A short history of the Church of Scotland in Budapest
Beginnings: The Chain Bridge, a camel & a broken leg
In 1839 two Scottish missionaries set out for Palestine to reach out to the Jews. Riding on camels, one of them fell off the camel's back, broke his leg and they were forced to return home. However, when they were on a boat travelling from the Black Sea up the Danube, they both fell ill and had to stop in Budapest.
Archduchess Maria Dorothea, one of the few Protestant members of the Habsburg royal family, looked after them. She told the missionaries about her deep concern about the state of the Hungarian Reformed and Lutheran churches and sent them back to Scotland with a request for help.
From 1840 to 1849 Budapest's first bridge across the Danube, the Chain Bridge, was being built and Scottish chief engineer Adam Clark asked for English language church services to be held for his workers and their families. In 1841 the Church of Scotland sent its first three ministers to Budapest with a commission to establish an English-speaking church, to reach out to the city's Jewish population, to work with local protestant churches and to help the poor. A school was started in 1846, funded by Jewish Christians.
Early engraving of the Chain Bridge
Under right-wing and leftwing dictatorship: WW II and communism
Jane Haining, the most famous person associated with the church, became matron of the school's girls' home in 1932 in times of rising anti-Semitism throughout Central Europe. She returned from holiday to Hungary after the start of war in 1939 and remained throughout, to look after the welfare of the mainly Jewish girls.
The church and school were brought under the protection of the Swedish embassy by Raoul Wallenberg, a diplomat who sought to save Jewish lives. Many Jewish families survived by hiding in the church and school. Yet like Wallenberg - who died at the hands of the Soviets Miss Haining was to pay a high price for her bravery. She was arrested by the Gestapo in early April 1944, shortly after German troops occupied Hungary. She died of disease, according to the German authorities, on July 17 after two months in Auschwitz-Birkenau concentration camp. There are memorials to Miss Haining from both the Church of Scotland and Budapest's Jewish community in the church hall.
Jane Haining as a younger woman
Red Army soldiers stabled horses in the church during the 1944-45 siege of Budapest. Then the Communist authorities nationalised the school and church in 1950.
Hungarian and Englishlanguage worship was kept going on a monthly basis, however, by Hungarian Reformed Church ministers, including Rev János Dobos, whose granddaughter is a member of the congregation.
Recent history: A home for 99 years
After the collapse of communism, weekly English language services started again and the congregation was given the name St. Columba's. Since 1990 the Church of Scotland has sent three ministers to Budapest: Alison MacDonald, Susan Cowell and Ken MacKenzie. The congregation are being served by a number of interim pastors through 2006.
In October 2002, on behalf of the Church of Scotland Trust, representatives of the congregation signed a 99-year lease with the district council of Budapest's district VI to use the church, in return for a nominal annual rent. The agreement has given the congregation greater security in its use of the building, the status of which had been uncertain ever since 1950.

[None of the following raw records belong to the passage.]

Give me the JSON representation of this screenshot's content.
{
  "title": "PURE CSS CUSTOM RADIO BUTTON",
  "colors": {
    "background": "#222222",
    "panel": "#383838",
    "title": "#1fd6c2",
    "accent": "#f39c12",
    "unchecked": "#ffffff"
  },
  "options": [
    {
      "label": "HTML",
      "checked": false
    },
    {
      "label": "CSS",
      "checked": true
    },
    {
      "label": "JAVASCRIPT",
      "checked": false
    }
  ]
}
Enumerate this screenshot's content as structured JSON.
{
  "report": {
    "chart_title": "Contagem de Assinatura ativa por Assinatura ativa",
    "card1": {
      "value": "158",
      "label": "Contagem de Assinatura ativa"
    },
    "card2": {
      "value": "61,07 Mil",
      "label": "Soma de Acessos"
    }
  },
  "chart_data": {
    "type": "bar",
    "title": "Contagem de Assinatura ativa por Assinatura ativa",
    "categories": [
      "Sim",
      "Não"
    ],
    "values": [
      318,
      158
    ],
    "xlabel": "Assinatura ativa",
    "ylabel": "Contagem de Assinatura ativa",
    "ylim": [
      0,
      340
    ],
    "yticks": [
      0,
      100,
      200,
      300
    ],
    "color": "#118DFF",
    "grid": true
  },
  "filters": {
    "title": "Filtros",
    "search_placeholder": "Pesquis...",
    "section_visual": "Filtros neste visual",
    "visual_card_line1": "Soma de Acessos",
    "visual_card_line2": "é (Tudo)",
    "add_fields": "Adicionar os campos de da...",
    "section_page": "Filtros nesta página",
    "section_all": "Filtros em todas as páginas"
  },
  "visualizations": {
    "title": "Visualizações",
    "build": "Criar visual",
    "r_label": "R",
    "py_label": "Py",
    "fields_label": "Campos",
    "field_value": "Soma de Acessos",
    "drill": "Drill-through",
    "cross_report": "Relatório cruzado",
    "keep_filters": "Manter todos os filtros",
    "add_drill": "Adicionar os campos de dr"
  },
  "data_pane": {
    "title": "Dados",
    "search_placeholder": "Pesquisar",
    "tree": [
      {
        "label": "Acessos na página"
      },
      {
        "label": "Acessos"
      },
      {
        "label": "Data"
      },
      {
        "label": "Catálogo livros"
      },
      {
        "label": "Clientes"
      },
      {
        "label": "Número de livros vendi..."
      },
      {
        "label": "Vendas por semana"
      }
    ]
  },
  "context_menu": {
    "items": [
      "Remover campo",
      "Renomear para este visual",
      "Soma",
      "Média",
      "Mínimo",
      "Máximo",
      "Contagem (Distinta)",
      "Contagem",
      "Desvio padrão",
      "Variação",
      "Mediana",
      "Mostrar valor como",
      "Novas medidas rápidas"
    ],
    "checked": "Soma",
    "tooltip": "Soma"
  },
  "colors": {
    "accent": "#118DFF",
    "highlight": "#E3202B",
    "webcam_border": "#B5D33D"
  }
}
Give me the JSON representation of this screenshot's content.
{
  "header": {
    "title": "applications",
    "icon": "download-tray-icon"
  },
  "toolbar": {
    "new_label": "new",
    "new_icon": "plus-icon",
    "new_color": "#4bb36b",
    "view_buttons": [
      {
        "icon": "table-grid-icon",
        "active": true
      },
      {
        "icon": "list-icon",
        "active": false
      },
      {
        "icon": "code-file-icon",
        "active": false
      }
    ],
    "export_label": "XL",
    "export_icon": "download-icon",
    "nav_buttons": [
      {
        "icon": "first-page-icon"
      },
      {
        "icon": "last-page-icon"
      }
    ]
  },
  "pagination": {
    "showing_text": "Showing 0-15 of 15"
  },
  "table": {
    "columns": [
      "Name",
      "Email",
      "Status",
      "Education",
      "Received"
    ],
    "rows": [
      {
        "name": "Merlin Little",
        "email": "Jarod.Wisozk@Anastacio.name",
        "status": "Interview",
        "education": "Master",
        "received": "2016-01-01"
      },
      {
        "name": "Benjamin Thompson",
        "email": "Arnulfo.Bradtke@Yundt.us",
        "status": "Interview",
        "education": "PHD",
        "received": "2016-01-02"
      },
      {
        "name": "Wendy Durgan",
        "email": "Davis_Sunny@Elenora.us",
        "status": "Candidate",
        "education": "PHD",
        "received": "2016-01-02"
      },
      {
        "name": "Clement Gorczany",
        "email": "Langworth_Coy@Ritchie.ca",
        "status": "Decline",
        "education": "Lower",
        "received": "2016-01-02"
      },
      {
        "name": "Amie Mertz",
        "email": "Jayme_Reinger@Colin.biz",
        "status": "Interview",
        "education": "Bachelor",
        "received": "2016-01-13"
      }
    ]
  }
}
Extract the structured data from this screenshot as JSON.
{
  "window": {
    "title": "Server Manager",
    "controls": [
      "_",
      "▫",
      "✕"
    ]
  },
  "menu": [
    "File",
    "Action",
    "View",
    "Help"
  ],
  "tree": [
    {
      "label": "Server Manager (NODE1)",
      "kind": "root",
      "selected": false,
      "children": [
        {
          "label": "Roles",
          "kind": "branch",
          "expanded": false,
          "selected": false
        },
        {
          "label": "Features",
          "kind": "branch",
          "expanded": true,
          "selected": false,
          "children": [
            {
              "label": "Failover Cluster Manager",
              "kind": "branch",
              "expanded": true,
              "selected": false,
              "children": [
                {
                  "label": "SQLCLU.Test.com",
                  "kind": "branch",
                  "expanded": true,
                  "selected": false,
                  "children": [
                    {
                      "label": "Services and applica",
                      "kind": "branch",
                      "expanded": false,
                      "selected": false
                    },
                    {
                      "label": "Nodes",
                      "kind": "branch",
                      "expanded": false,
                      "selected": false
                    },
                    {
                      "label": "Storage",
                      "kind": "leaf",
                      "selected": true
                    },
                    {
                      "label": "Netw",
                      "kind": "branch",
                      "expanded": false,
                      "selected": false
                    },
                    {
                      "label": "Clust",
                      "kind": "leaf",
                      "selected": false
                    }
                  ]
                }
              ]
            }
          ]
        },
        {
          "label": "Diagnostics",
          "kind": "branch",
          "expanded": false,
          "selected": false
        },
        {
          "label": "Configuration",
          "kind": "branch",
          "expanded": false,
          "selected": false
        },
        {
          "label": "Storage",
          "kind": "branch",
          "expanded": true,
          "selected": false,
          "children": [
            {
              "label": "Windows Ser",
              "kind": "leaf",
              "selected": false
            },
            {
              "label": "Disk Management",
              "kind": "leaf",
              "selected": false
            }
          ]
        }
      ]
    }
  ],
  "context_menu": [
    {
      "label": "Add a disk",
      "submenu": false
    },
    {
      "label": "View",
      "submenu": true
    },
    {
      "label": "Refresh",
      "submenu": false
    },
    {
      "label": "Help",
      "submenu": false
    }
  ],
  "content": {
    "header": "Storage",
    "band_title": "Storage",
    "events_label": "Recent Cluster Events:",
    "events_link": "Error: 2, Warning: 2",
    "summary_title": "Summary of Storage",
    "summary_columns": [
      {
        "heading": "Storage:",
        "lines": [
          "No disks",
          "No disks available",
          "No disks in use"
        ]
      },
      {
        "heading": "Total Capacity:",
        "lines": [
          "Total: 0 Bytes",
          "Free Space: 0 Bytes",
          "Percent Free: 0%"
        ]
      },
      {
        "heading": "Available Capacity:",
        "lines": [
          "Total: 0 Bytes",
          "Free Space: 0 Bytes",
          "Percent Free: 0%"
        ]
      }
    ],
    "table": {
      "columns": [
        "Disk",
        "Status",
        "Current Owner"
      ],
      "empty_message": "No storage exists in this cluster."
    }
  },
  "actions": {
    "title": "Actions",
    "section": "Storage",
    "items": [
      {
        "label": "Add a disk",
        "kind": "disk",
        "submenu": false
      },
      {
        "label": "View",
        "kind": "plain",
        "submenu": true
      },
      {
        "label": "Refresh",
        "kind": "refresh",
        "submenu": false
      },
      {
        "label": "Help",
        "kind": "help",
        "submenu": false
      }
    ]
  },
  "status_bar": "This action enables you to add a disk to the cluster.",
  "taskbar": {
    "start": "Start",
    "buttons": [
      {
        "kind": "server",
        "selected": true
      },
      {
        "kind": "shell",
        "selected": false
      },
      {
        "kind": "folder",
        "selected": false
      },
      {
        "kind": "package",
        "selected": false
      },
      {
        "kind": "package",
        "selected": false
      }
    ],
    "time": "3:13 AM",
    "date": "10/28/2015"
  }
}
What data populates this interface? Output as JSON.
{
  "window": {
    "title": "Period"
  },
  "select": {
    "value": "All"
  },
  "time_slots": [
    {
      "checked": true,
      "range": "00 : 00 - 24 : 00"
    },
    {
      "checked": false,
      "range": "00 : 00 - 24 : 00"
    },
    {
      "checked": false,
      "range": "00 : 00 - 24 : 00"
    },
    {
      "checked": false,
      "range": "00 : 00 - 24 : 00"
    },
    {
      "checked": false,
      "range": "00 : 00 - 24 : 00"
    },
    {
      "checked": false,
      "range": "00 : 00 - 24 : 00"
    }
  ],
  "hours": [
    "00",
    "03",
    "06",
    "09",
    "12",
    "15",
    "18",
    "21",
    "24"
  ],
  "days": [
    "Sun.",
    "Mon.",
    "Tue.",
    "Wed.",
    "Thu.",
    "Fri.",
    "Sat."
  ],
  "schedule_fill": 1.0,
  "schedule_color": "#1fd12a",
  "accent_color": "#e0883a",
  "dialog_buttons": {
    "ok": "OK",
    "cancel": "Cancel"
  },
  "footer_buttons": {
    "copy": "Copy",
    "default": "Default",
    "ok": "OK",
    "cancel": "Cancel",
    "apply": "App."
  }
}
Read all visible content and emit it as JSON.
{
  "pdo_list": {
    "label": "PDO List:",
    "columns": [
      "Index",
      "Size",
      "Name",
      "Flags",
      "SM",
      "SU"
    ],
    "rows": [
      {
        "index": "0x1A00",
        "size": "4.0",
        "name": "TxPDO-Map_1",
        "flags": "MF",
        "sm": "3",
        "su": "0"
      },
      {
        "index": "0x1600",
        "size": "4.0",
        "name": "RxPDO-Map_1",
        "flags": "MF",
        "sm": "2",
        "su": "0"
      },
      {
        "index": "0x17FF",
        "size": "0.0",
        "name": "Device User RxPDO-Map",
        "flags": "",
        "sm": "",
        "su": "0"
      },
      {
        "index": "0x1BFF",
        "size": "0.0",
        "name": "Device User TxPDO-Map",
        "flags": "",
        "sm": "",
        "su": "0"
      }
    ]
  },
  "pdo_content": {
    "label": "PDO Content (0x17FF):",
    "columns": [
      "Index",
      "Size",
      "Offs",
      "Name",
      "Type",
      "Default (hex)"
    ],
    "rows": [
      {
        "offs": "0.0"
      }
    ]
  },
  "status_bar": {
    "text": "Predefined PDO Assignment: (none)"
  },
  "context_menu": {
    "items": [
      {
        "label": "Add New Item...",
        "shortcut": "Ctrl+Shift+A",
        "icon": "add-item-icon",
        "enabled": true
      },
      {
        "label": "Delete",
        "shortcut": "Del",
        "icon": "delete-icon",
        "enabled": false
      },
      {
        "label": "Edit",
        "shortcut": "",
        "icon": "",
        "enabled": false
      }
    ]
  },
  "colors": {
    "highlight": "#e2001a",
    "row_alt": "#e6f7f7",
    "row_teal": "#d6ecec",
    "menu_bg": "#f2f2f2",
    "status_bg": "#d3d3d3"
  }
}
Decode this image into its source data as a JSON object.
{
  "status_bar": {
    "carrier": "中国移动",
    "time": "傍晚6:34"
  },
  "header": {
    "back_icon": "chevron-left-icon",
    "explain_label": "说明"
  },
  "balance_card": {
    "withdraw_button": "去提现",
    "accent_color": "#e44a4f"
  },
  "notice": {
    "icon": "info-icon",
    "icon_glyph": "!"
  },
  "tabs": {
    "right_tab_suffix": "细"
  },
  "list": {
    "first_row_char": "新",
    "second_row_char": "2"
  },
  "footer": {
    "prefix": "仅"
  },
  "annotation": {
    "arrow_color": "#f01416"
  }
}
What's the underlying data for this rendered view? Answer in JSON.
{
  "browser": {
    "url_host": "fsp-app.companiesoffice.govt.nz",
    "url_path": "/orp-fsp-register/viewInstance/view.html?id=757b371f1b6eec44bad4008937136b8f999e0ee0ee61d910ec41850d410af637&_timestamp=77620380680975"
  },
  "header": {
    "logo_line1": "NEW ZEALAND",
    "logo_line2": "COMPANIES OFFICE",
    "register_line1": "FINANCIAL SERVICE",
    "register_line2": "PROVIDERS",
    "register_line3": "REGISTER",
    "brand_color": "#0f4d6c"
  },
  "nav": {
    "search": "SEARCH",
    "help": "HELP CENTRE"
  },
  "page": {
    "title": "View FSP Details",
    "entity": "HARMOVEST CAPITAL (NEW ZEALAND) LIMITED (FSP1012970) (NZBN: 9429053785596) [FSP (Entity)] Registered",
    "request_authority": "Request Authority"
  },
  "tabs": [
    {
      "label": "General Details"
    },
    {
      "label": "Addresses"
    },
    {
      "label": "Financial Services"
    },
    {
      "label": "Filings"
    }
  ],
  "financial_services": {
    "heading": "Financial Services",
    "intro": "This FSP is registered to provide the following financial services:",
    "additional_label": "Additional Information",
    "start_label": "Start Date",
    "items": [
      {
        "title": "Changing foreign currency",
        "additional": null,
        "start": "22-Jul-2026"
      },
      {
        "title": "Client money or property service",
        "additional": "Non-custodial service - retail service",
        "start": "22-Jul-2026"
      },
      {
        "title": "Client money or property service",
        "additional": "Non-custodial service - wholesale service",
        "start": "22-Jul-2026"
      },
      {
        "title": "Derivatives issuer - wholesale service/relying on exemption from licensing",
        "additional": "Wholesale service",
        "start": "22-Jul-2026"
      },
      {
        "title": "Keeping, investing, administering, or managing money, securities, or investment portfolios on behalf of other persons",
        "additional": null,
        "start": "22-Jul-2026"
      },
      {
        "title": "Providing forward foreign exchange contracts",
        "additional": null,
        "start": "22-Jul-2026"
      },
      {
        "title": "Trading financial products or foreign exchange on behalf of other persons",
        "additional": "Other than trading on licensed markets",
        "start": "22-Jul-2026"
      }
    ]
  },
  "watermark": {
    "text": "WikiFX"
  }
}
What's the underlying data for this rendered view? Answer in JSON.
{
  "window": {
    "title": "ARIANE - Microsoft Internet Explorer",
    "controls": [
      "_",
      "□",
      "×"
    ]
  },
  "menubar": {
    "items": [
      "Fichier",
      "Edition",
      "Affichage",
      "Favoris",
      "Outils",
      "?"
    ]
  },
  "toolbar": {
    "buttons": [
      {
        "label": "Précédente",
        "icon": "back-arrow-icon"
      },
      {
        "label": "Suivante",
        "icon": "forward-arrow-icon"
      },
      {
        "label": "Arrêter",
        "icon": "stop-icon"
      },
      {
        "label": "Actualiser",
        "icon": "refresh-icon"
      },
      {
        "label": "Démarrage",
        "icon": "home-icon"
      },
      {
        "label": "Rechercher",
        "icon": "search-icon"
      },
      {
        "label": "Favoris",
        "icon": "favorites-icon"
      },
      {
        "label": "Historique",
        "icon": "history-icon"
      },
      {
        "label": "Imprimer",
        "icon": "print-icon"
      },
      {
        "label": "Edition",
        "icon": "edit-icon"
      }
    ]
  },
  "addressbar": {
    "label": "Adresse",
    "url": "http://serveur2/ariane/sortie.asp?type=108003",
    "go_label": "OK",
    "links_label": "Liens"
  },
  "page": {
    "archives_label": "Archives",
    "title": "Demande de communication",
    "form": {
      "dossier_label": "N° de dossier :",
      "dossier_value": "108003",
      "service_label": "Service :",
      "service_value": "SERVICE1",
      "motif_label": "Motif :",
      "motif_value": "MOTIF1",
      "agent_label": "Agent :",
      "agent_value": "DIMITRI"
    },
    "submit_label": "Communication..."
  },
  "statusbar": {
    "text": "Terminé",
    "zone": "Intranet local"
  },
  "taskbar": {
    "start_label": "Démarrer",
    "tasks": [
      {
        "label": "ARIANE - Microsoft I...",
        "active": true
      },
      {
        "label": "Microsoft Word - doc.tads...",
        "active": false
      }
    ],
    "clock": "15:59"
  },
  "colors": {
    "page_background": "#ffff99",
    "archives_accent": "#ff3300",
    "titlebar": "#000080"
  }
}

This has enabled the congregation to press ahead with extensive renovations, believing that God will continue to use the church as well in the future as He has in the past.
And how did Shofar Congregation get to this historical building?
The first meetings of
our fellowship started in 1999, in a small flat, in the city. Every Friday
evening, sometimes more than ten people came together in a small room to
celebrate the beginning of the Shabbat. When we had our first Passover
celebration in the spring of 2000, a Christian organization invited a Messianic
Jew from London to teach in Budapest. But they couldn't find a place for the
conference and called
us for help. That time we met Ken MacKenzie, we spoke about our fellowship, and
mentioned him this problem. He willingly offered the building, and moreover, he
invited us to have our regular Shabbat services in the main hall. Since that
time we have been coming together twice, sometimes three times a week,
in this beautiful building.
Because of the language differences we cannot do so many things together, still we have got a close, brotherly relationship with the leaders of St. Columba's Church.
We are thankful to God, that we can continue the work, that was stopped here in 1945. There are still people, how remember the sacrificial love they experienced here, and we always tell the new generation visiting our services all the things happened among these walls.